Murió la leyenda que pasó de dominar el baloncesto a vivir postrado en cama
El mundo del deporte llora a Uliana Semiónova, la jugadora con más títulos de la historia
BarcelonaLa legendaria Uliana Semionova, la jugadora letona que revolucionó el baloncesto femenino con sus 2,13 metros en las décadas de 1970 y 1980 en la URSS, falleció este viernes a los 73 años, según confirmó la Federación Letona de Baloncesto. Semionova sufría acromegalia, un trastorno causado por un exceso de hormonas de crecimiento que le generaba dolorosos problemas físicos en las articulaciones, agravados por sus 135 kilos de peso.
El tramo final de su vida fue terrible. Semionova, la jugadora con más títulos en la historia del baloncesto femenino, se enfrentó a múltiples operaciones, sufrió la amputación de un pie y se vio obligada a pasar la mayor parte del tiempo postrada en cama. Algunas de sus excompañeras y rivales recaudaron fondos para intentar ayudarla económicamente durante su desastroso epílogo.
"Lo que más me impresionó no fue su altura, sino que podía con todo en la cancha. Era imposible defenderla. Lo que más me impresionó fueron las barbaridades que le decía el público desde la grada.
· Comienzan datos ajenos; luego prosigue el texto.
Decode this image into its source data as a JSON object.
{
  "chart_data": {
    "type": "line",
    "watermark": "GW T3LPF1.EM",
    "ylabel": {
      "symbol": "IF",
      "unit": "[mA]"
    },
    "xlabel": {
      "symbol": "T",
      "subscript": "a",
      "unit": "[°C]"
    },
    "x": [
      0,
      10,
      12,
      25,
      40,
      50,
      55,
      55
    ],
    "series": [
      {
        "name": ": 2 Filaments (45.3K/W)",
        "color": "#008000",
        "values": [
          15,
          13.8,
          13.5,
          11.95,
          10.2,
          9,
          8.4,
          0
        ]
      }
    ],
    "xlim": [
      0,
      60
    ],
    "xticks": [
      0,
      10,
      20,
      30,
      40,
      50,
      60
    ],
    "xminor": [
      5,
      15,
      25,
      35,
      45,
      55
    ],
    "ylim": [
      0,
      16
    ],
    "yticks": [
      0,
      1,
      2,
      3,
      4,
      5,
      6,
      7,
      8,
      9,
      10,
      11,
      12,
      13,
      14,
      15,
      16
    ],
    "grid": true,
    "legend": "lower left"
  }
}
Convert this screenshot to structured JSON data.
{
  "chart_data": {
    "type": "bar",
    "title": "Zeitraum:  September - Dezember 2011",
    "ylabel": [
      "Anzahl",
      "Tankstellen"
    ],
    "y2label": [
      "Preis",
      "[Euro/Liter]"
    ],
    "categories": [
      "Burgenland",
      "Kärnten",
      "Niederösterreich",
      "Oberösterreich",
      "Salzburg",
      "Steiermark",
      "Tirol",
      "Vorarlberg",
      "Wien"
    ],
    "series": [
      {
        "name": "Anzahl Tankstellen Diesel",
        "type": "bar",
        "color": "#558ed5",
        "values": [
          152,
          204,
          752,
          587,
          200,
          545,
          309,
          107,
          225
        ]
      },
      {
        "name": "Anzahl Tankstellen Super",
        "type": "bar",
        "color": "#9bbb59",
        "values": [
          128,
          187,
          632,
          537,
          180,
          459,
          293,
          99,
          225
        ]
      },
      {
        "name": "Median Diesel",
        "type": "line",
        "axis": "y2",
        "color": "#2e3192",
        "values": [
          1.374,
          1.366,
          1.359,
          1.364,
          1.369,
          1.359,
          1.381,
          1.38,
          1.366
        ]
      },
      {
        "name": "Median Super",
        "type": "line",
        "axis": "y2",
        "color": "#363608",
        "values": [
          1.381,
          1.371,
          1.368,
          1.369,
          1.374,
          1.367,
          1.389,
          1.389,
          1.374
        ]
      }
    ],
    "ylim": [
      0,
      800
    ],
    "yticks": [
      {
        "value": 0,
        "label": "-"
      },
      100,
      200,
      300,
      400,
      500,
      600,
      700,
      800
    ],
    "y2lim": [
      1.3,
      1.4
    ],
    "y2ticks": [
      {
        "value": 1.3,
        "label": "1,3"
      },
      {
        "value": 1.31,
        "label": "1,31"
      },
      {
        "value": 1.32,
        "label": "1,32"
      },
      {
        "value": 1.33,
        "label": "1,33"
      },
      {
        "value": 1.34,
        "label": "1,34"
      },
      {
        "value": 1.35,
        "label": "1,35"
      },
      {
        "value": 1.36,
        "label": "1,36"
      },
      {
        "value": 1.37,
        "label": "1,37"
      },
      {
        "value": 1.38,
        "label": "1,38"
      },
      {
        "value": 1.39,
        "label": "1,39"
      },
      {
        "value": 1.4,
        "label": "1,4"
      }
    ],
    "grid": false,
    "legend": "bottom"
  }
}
Era como si hubiera llegado un gigante y la gente se lo tomara como un circo", recuerda Carme Lluveras, entrenadora y analista de Catalunya Ràdio, al ARA.
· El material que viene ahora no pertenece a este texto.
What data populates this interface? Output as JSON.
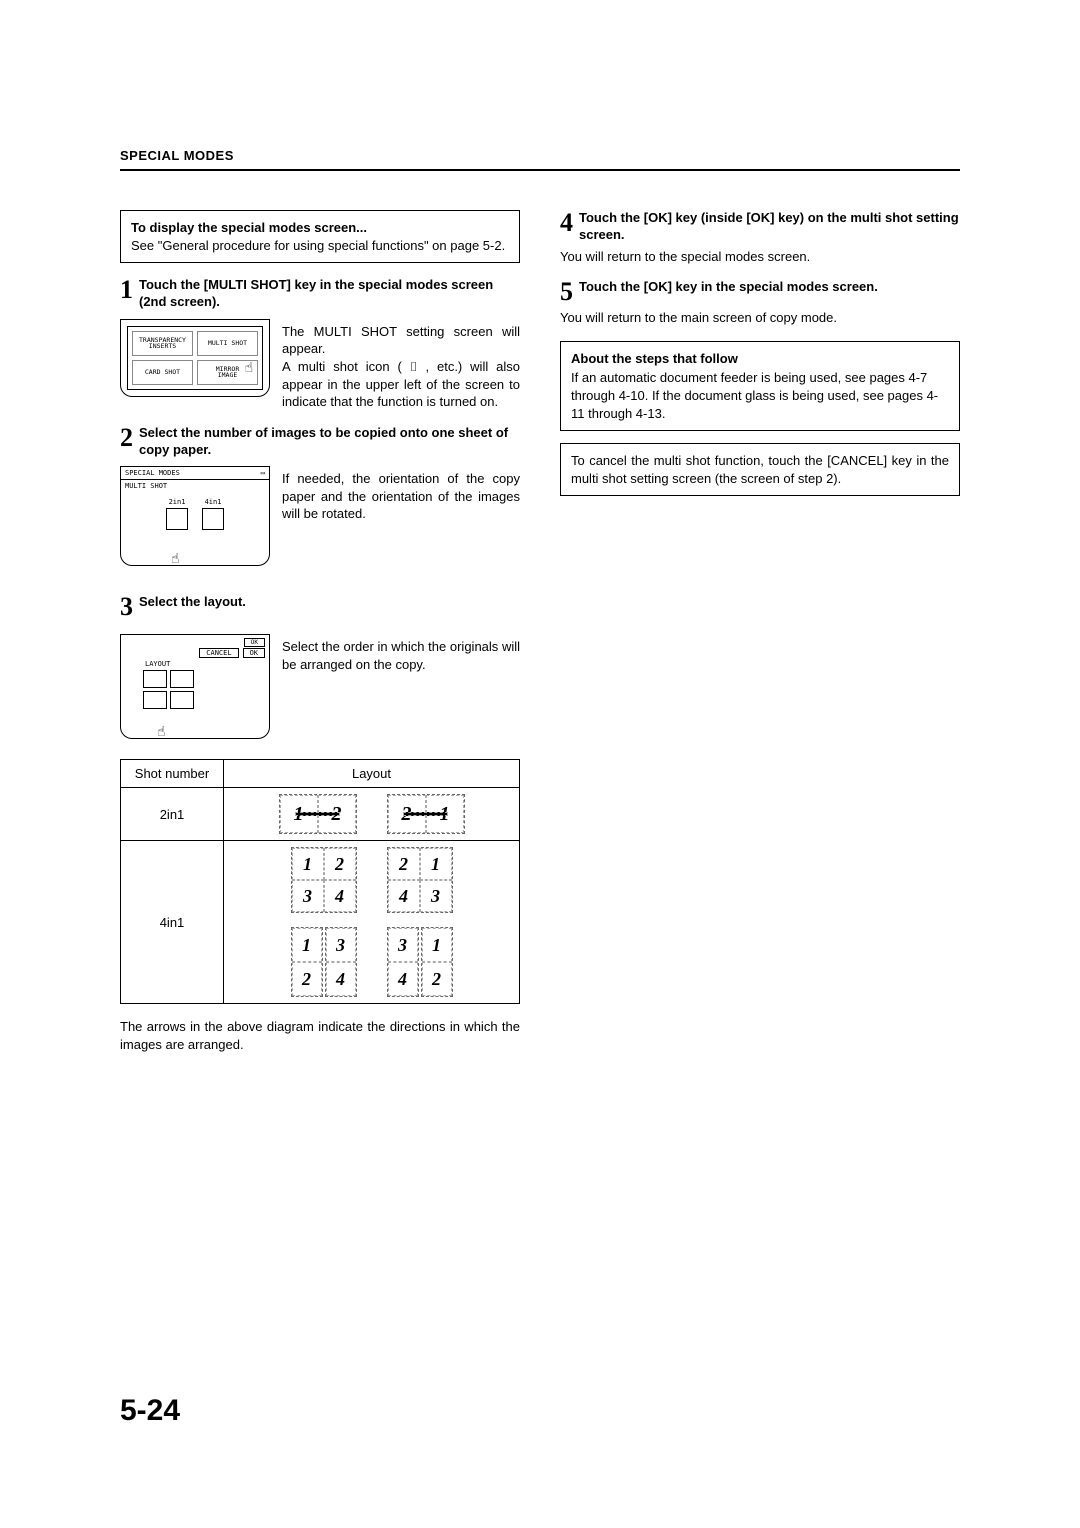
{
  "header": {
    "section_title": "SPECIAL MODES"
  },
  "intro_box": {
    "title": "To display the special modes screen...",
    "body": "See \"General procedure for using special functions\" on page 5-2."
  },
  "steps_left": [
    {
      "num": "1",
      "title": "Touch the [MULTI SHOT] key in the special modes screen (2nd screen).",
      "body": "The MULTI SHOT setting screen will appear.\nA multi shot icon ( ⌷ , etc.) will also appear in the upper left of the screen to indicate that the function is turned on."
    },
    {
      "num": "2",
      "title": "Select the number of images to be copied onto one sheet of copy paper.",
      "body": "If needed, the orientation of the copy paper and the orientation of the images will be rotated."
    },
    {
      "num": "3",
      "title": "Select the layout.",
      "body": "Select the order in which the originals will be arranged on the copy."
    }
  ],
  "steps_right": [
    {
      "num": "4",
      "title": "Touch the [OK] key (inside [OK] key) on the multi shot setting screen.",
      "body": "You will return to the special modes screen."
    },
    {
      "num": "5",
      "title": "Touch the [OK] key in the special modes screen.",
      "body": "You will return to the main screen of copy mode."
    }
  ],
  "about_box": {
    "title": "About the steps that follow",
    "body": "If an automatic document feeder is being used, see pages 4-7 through 4-10. If the document glass is being used, see pages 4-11 through 4-13."
  },
  "cancel_box": {
    "body": "To cancel the multi shot function, touch the [CANCEL] key in the multi shot setting screen (the screen of step 2)."
  },
  "mini1": {
    "btn1": "TRANSPARENCY\nINSERTS",
    "btn2": "MULTI SHOT",
    "btn3": "CARD SHOT",
    "btn4": "MIRROR\nIMAGE"
  },
  "mini2": {
    "top_left": "SPECIAL MODES",
    "label": "MULTI SHOT",
    "opt1": "2in1",
    "opt2": "4in1"
  },
  "mini3": {
    "cancel": "CANCEL",
    "ok": "OK",
    "ok2": "OK",
    "layout": "LAYOUT"
  },
  "layout_table": {
    "col1": "Shot number",
    "col2": "Layout",
    "row1_label": "2in1",
    "row2_label": "4in1"
  },
  "diagram_note": "The arrows in the above diagram indicate the directions in which the images are arranged.",
  "page_number": "5-24"
}
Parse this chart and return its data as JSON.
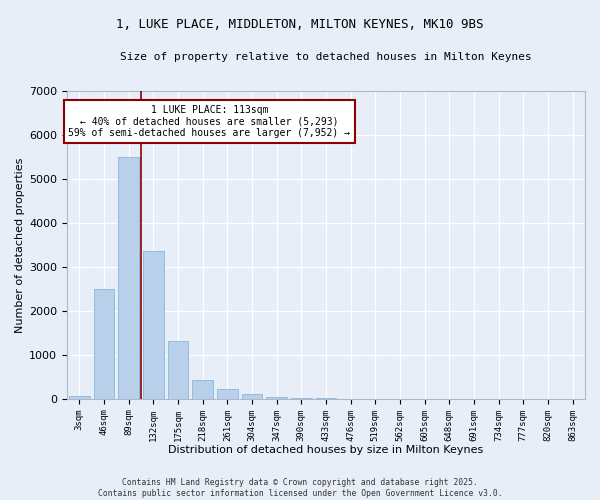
{
  "title_line1": "1, LUKE PLACE, MIDDLETON, MILTON KEYNES, MK10 9BS",
  "title_line2": "Size of property relative to detached houses in Milton Keynes",
  "xlabel": "Distribution of detached houses by size in Milton Keynes",
  "ylabel": "Number of detached properties",
  "categories": [
    "3sqm",
    "46sqm",
    "89sqm",
    "132sqm",
    "175sqm",
    "218sqm",
    "261sqm",
    "304sqm",
    "347sqm",
    "390sqm",
    "433sqm",
    "476sqm",
    "519sqm",
    "562sqm",
    "605sqm",
    "648sqm",
    "691sqm",
    "734sqm",
    "777sqm",
    "820sqm",
    "863sqm"
  ],
  "values": [
    75,
    2500,
    5500,
    3370,
    1320,
    430,
    220,
    100,
    45,
    20,
    10,
    5,
    3,
    2,
    1,
    1,
    0,
    0,
    0,
    0,
    0
  ],
  "bar_color": "#b8d0ea",
  "bar_edge_color": "#7aafd4",
  "background_color": "#e8eef8",
  "grid_color": "#ffffff",
  "vline_color": "#8b0000",
  "annotation_text": "1 LUKE PLACE: 113sqm\n← 40% of detached houses are smaller (5,293)\n59% of semi-detached houses are larger (7,952) →",
  "annotation_box_facecolor": "#ffffff",
  "annotation_box_edgecolor": "#8b0000",
  "ylim": [
    0,
    7000
  ],
  "yticks": [
    0,
    1000,
    2000,
    3000,
    4000,
    5000,
    6000,
    7000
  ],
  "footer_line1": "Contains HM Land Registry data © Crown copyright and database right 2025.",
  "footer_line2": "Contains public sector information licensed under the Open Government Licence v3.0."
}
Nacida el 9 de marzo de 1952 en Zarasai (Letonia) en el seno de una familia de agricultores que ni siquiera contaban con electricidad en casa, Semionova ganó dos medallas de oro olímpicas con la selección soviética (Montreal 1976 y Moscú 1980). También ganó tres Campeonatos Mundiales (1971, 1975 y 1983) y diez Campeonatos Europeos consecutivos (de 1968 a 1985). Con su equipo, el TTT Daugava Riga, fue once veces campeona de Europa (de 1968 a 1982), ganó 15 ligas y una Copa Ronchetti (1987). Semionova, comparada con Vladimir Chachenko, marcó un antes y un después en la historia del baloncesto. Desde que debutó a los dieciséis años en la selección absoluta de la URSS, con la que fue prácticamente invencible durante los dieciocho años que vistió la camiseta (1968-1986), se convirtió en una jugadora icónica.
En la temporada 1987-88, con 35 años y ya en la recta final de su carrera deportiva, fichó por el Tintoretto, equipo del Getafe con el que se proclamó subcampeona de Liga. En vísperas de la caída del Telón de Acero, Semiónova fue la primera gran atleta soviética que pudo salir de su país para jugar en el extranjero.
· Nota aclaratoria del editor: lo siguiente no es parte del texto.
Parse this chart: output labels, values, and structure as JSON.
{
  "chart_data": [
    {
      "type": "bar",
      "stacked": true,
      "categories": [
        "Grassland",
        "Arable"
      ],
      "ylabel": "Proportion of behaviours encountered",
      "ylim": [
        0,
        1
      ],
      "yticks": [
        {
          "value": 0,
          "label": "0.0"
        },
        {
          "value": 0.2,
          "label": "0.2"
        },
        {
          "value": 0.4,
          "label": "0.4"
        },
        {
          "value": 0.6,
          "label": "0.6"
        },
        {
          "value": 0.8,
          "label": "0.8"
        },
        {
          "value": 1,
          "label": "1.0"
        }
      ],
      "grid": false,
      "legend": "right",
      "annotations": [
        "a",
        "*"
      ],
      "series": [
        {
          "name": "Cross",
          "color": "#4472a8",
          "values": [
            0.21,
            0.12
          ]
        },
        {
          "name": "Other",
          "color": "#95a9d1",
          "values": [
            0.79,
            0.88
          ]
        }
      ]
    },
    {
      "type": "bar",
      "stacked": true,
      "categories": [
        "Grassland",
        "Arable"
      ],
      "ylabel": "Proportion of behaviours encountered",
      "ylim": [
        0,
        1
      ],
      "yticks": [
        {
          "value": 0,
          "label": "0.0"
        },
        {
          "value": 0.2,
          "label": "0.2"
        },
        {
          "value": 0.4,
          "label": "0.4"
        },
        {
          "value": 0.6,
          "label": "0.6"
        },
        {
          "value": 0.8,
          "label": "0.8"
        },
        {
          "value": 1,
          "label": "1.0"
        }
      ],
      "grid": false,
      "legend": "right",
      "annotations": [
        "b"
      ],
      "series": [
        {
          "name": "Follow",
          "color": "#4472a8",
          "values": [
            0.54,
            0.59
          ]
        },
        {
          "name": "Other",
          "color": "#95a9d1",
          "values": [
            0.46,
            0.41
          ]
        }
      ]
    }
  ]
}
Las negociaciones se alargaron durante meses e incluyeron un pago de cuatro millones de pesetas (unos 24.000 euros), pero la mayor parte del dinero de la transacción fue a parar a Goskomsport, un comité ruso que solo le dio un salario simbólico que lo dejó sin recursos. El presidente del club, Antonio Jareño, tuvo que llevarle comida a casa.
A pesar de jugar cojeando, anotó 22 puntos y capturó 31 rebotes en su primer partido. Uliana, que solo hablaba ruso, necesitó un intérprete para comunicarse con su entrenador y sus compañeras, quienes bromearon con ella haciéndole aprender insultos en español. La expectación que generó fue tal que su presentación se celebró en El Corte Inglés e incluso en la revista. Hola le dedicó un informe.
La aventura española solo duró medio año. Al final de la temporada 1988-89 fichó por el Valenciennes d'Orchies francés, donde puso fin a su carrera deportiva para regresar a Letonia, donde fue seleccionadora de la selección nacional de baloncesto y vicepresidenta del Comité Olímpico.
"El jugador más decisivo"
Semiónova fue la primera jugadora no estadounidense en ingresar al Salón de la Fama y también entró a formar parte del Salón de la Fama de la Federación Internacional (FIVA) y de la Federación Española (FEB), que la consideró "la jugadora más decisiva de la historia del baloncesto femenino mundial".
La FIBA expresó sus condolencias por el fallecimiento de la legendaria jugadora y destacó su trayectoria deportiva. "La extrañaremos profundamente, pero jamás la olvidaremos, por haber dejado una huella en el baloncesto como pocas. El legado de Semionova es sin duda único y difícilmente se repetirá", señaló la FIBA.
Letonia ha sufrido otra gran pérdida: el fallecimiento de la leyenda del deporte Uliana Semionova. La joven promesa del baloncesto olímpico, mundial y europeo era una persona muy cálida y servicial, declaró Edgars Rinkevics, presidente de Letonia.